Possible performance issue EU deployment.
Incident Report for uniFLOW Online
Postmortem

User Impact

Storage resource required for providing device specific print data showed heavily increased latency

Scope of Impact

This incident impacted the EU deployment. The impact was mainly felt by users scanning and utilising the cloud print architecture.

Incident Start Date and Time

·         March 7th, 2022 – 11:00 UTC

Incident End Date and Time

·          March 8th, 2022 - 17:00 UTC

Root Cause

The issue was found to be an increase of the access latency on our Azure storage providing the storage for print jobs that entered uniFLOW via Email, File Upload, Mobile App, Microsoft Universal Print, Chrome Extension or uniFLOW SmartClient with having uniFLOW Online configured as Spool Storage destination. This was brought about by excessive requests overly utilising the available storage account access defined limits.

Incident Details

Monday morning March 7th

The latency on the storage jumped to a value that caused extensive delays to print data delivery. The affected print job types mentioned above could no longer be processed in a reasonable timeframe anymore. In addition, Scan jobs performed during this time saw increased delays but should still have been delivered.
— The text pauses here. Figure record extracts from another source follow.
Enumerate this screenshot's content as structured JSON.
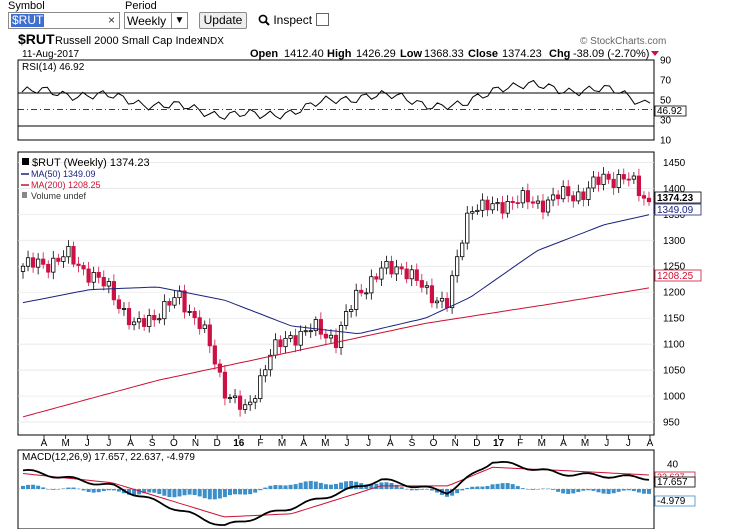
{
  "toolbar": {
    "symbol_label": "Symbol",
    "symbol_value": "$RUT",
    "clear_glyph": "×",
    "period_label": "Period",
    "period_value": "Weekly",
    "update_label": "Update",
    "inspect_label": "Inspect"
  },
  "header": {
    "symbol": "$RUT",
    "name": "Russell 2000 Small Cap Index",
    "exchange": "INDX",
    "date": "11-Aug-2017",
    "watermark": "© StockCharts.com",
    "open_label": "Open",
    "open": "1412.40",
    "high_label": "High",
    "high": "1426.29",
    "low_label": "Low",
    "low": "1368.33",
    "close_label": "Close",
    "close": "1374.23",
    "chg_label": "Chg",
    "chg": "-38.09 (-2.70%)"
  },
  "rsi": {
    "label": "RSI(14) 46.92",
    "current": "46.92",
    "ticks": [
      "90",
      "70",
      "50",
      "30",
      "10"
    ],
    "ylim": [
      10,
      90
    ],
    "levels": [
      70,
      30
    ]
  },
  "price": {
    "label": "$RUT (Weekly) 1374.23",
    "ma50_label": "MA(50) 1349.09",
    "ma200_label": "MA(200) 1208.25",
    "volume_label": "Volume undef",
    "ticks": [
      "1450",
      "1400",
      "1350",
      "1300",
      "1250",
      "1200",
      "1150",
      "1100",
      "1050",
      "1000",
      "950"
    ],
    "ylim": [
      925,
      1470
    ],
    "tags": {
      "close": "1374.23",
      "ma50": "1349.09",
      "ma200": "1208.25"
    }
  },
  "xaxis": {
    "labels": [
      "A",
      "M",
      "J",
      "J",
      "A",
      "S",
      "O",
      "N",
      "D",
      "16",
      "F",
      "M",
      "A",
      "M",
      "J",
      "J",
      "A",
      "S",
      "O",
      "N",
      "D",
      "17",
      "F",
      "M",
      "A",
      "M",
      "J",
      "J",
      "A"
    ]
  },
  "macd": {
    "label": "MACD(12,26,9) 17.657, 22.637, -4.979",
    "ticks": [
      "40",
      "20",
      "-20"
    ],
    "tags": {
      "signal": "22.637",
      "macd": "17.657",
      "hist": "-4.979"
    }
  },
  "colors": {
    "up": "#000000",
    "down": "#cc1144",
    "ma50": "#1a237e",
    "ma200": "#cc1133",
    "macd_line": "#000000",
    "signal_line": "#cc1133",
    "hist": "#3c8fc8"
  },
  "chart_data": [
    {
      "type": "line",
      "title": "RSI(14) 46.92",
      "x": [
        "2016-04",
        "2015-06",
        "2015-09",
        "2016-02",
        "2016-06",
        "2016-10",
        "2017-01",
        "2017-06",
        "2017-08"
      ],
      "series": [
        {
          "name": "RSI(14)",
          "values": [
            58,
            56,
            38,
            33,
            56,
            42,
            65,
            58,
            46.92
          ]
        }
      ],
      "ylim": [
        10,
        90
      ]
    },
    {
      "type": "line",
      "title": "$RUT (Weekly) 1374.23",
      "series": [
        {
          "name": "$RUT (Weekly)",
          "x": [
            "2015-04",
            "2015-05",
            "2015-06",
            "2015-07",
            "2015-08",
            "2015-09",
            "2015-10",
            "2015-11",
            "2015-12",
            "2016-01",
            "2016-02",
            "2016-03",
            "2016-04",
            "2016-05",
            "2016-06",
            "2016-07",
            "2016-08",
            "2016-09",
            "2016-10",
            "2016-11",
            "2016-12",
            "2017-01",
            "2017-02",
            "2017-03",
            "2017-04",
            "2017-05",
            "2017-06",
            "2017-07",
            "2017-08"
          ],
          "values": [
            1250,
            1255,
            1270,
            1235,
            1200,
            1130,
            1160,
            1190,
            1135,
            1015,
            965,
            1080,
            1115,
            1130,
            1110,
            1200,
            1240,
            1250,
            1200,
            1180,
            1370,
            1360,
            1380,
            1370,
            1385,
            1390,
            1420,
            1420,
            1374.23
          ]
        },
        {
          "name": "MA(50)",
          "x": [
            "2015-04",
            "2015-07",
            "2015-10",
            "2016-01",
            "2016-04",
            "2016-07",
            "2016-10",
            "2016-12",
            "2017-03",
            "2017-06",
            "2017-08"
          ],
          "values": [
            1180,
            1205,
            1210,
            1185,
            1135,
            1120,
            1150,
            1190,
            1280,
            1330,
            1349.09
          ]
        },
        {
          "name": "MA(200)",
          "x": [
            "2015-04",
            "2015-10",
            "2016-04",
            "2016-10",
            "2017-04",
            "2017-08"
          ],
          "values": [
            960,
            1030,
            1085,
            1140,
            1180,
            1208.25
          ]
        }
      ],
      "ylim": [
        925,
        1470
      ]
    },
    {
      "type": "line",
      "title": "MACD(12,26,9) 17.657, 22.637, -4.979",
      "series": [
        {
          "name": "MACD",
          "x": [
            "2015-04",
            "2015-08",
            "2016-01",
            "2016-04",
            "2016-08",
            "2016-11",
            "2017-01",
            "2017-04",
            "2017-08"
          ],
          "values": [
            30,
            5,
            -60,
            -30,
            15,
            -5,
            45,
            25,
            17.657
          ]
        },
        {
          "name": "Signal",
          "x": [
            "2015-04",
            "2015-08",
            "2016-01",
            "2016-04",
            "2016-08",
            "2016-11",
            "2017-01",
            "2017-04",
            "2017-08"
          ],
          "values": [
            25,
            10,
            -45,
            -40,
            5,
            5,
            35,
            30,
            22.637
          ]
        },
        {
          "name": "Histogram",
          "x": [
            "2015-04",
            "2015-08",
            "2016-01",
            "2016-04",
            "2016-08",
            "2016-11",
            "2017-01",
            "2017-04",
            "2017-08"
          ],
          "values": [
            5,
            -5,
            -15,
            10,
            10,
            -10,
            10,
            -5,
            -4.979
          ]
        }
      ]
    }
  ]
}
Measures were taken to limit the print processing to avoid running into a saturation of resources. As a result, printing was possible again however the time between requesting your print at the device and until the device started to print was increased and took some time to stabilize.

By mid-afternoon the latency dropped into normal boundaries and the system was operational with only minor delays by early evening.

Tuesday morning March 8th

Field reports and metrics showed the problem started to reappear despite the measures taken the following day. There was a slowdown in printing visible which resulted in another period where printing was delayed or unsuccessful.

Measures were taken to separate the azure storages used for providing the device specific print data necessary to formatting and output job settings.  These changes were reviewed before being moved into production shortly after midday.

With this action the root cause of the problem was resolved, and the delivery of device specific print data was restored to the speed as before the incident, however emergency measures were left in place to avoid any saturation of resources.

By Tuesday evening uniFLOW Online was largely back to normal operational parameters. With the configuration changes to our storage and mitigations in place we closely monitored the situation.

Next Steps

We apologize for the impact to affected customers. We are continuously taking steps to improve the uniFLOW Online Platform and our processes to help ensure such incidents do not occur in the future. In this case, this includes (but is not limited to):

  • Additional metrics and alerting were put in place.
  • A review of other deployments was conducted, and the changes and lessons learnt from this incident will be deployed into other regions.
  • Data access and storage account utilization was reviewed, and improvement action scheduled within development.

Note, this Postmortem is the same for both the 7th and 8th of March incident as they are continuation of the same issue.

Posted Mar 18, 2022 - 12:15 UTC

Resolved
Hello Everyone,

We have confirmation our services are back to normal. Operations will review the telemetry and logging information captured during this incident to improve our system.

Update 8/3/2022:
Post resolution we found there were still issues reported as the system stabilized. Mitigation controls were in place but while the system was under 'recovery' conditions. It was observed that there were further delays this morning and we needed to adjust the settings from yesterday now that we are under normal running conditions. We are watching the system closely while we bring uniFLOW Online back to optimal.

Kind Regards
uniFLOW Onlie Operations Team.
Posted Mar 07, 2022 - 13:55 UTC
Update
Hello Everyone,
We are seeing a marked improvement across the EU deployment. Operations will continue monitor and will provide further updates when the situation is completely resolved.
Posted Mar 07, 2022 - 13:28 UTC
Monitoring
Incident details

Identified:
7 Mar 2022, 11:30 UTC

Incident Scope:
This only has been detected on the EU deployment.

Description:
Our telemetry has alerted us to a performance issues in Scan and Print processing of jobs. This has been tested and confirmed with mitigation steps taken to return the system to normal. We are now monitoring the situation closely and will update here when resolved.

Next Update:
When and as the situation changes.
Posted Mar 07, 2022 - 13:02 UTC
This incident affected: EU Deployment (Printing, Email print, Scanning).